La quale, proseguendo negli ideali politici del padre, da anziana bella signora bionda ha appoggiato un altro patriarca della destra americana, Donald Trump, fino a dichiarare che gli attivisti progressisti americani odiano la figura di suo padre perché fu un uomo forte e indipendente, un odio che si estende a tutto il cinema western considerato veicolo di razzismo e suprematismo bianco. E probabilmente ha pure ragione dato che da quelle parti il revisionismo ad alzo zero del politically correct è una piaga che non conosce mezze misure né contestualizzazione dei fatti e dei personaggi nel loro tempo. Di fatto, the Duke, come veniva rispettosamente chiamato John Wayne, era talmente di destra da fondare la “Società Cinematografica per la Salvaguardia degli Ideali Americani” che si poneva lo scopo di difendere l’industria del cinema, e attraverso essa l’intera società, dalla perniciosa infiltrazione del pensiero comunista e, sulla carta, anche fascista. Nel loro statuto, fra le altre cose, si leggeva: “Nel nostro speciale campo della cinematografia, siamo allarmati dalla crescente impressione che questa industria sia composta e dominata da comunisti, radicali e pazzi. Noi crediamo di rappresentare la stragrande maggioranza delle persone che servono in questo grande mezzo di comunicazione. Ma purtroppo essa è stata una maggioranza disorganizzata…” Può sorprendere che vi aderirono beniamini del nostro immaginario cinematografico come Walt Disney, Gary Cooper, Clark Gable, Barbara Stanwyck, Ginger Rogers e, ma lui non sorprende, Ronald Reagan. La società ebbe vita fino al 1974.

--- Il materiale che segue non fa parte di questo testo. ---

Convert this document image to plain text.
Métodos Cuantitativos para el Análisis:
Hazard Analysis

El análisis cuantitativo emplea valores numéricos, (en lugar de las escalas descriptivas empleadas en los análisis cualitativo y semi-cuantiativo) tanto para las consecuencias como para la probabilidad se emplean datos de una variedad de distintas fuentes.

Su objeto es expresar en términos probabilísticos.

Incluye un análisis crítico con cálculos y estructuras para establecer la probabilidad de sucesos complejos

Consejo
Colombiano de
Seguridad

The Duke era nato come Marion Robert Morrison e aveva all’incirca quattro anni quando i vicini di casa cominciarono a chiamarlo Big Duke perché andava sempre in giro col suo cagnolino Little Duke, e poiché quel soprannome gli piaceva più del nome Marion, se lo tenne e così si fece conoscere crescendo. Ma il completo nome d’arte John Wayne gli venne dalla casa di produzioni dove aveva cominciato con piccoli ruoli nei film della star del muto Tom Mix. Al suo primo ruolo da protagonista in “Il grande sentiero” del 1930, il regista Raoul Walsh gli suggerì il nome d’arte Anthony Wayne in onore al generale che aveva combattuto nella Guerra d’Indipendenza dall’Inghilterra, e se ne deduce che i due si fossero già riconosciuti come osservanti patrioti; ma poiché al boss dello studio il nome Anthony suonava troppo italiano alla fine scelsero John, John Wayne. Peccato che l’interessato non fosse presente alla scelta del nome che lo avrebbe consacrato star internazionale per i successivi quarant’anni!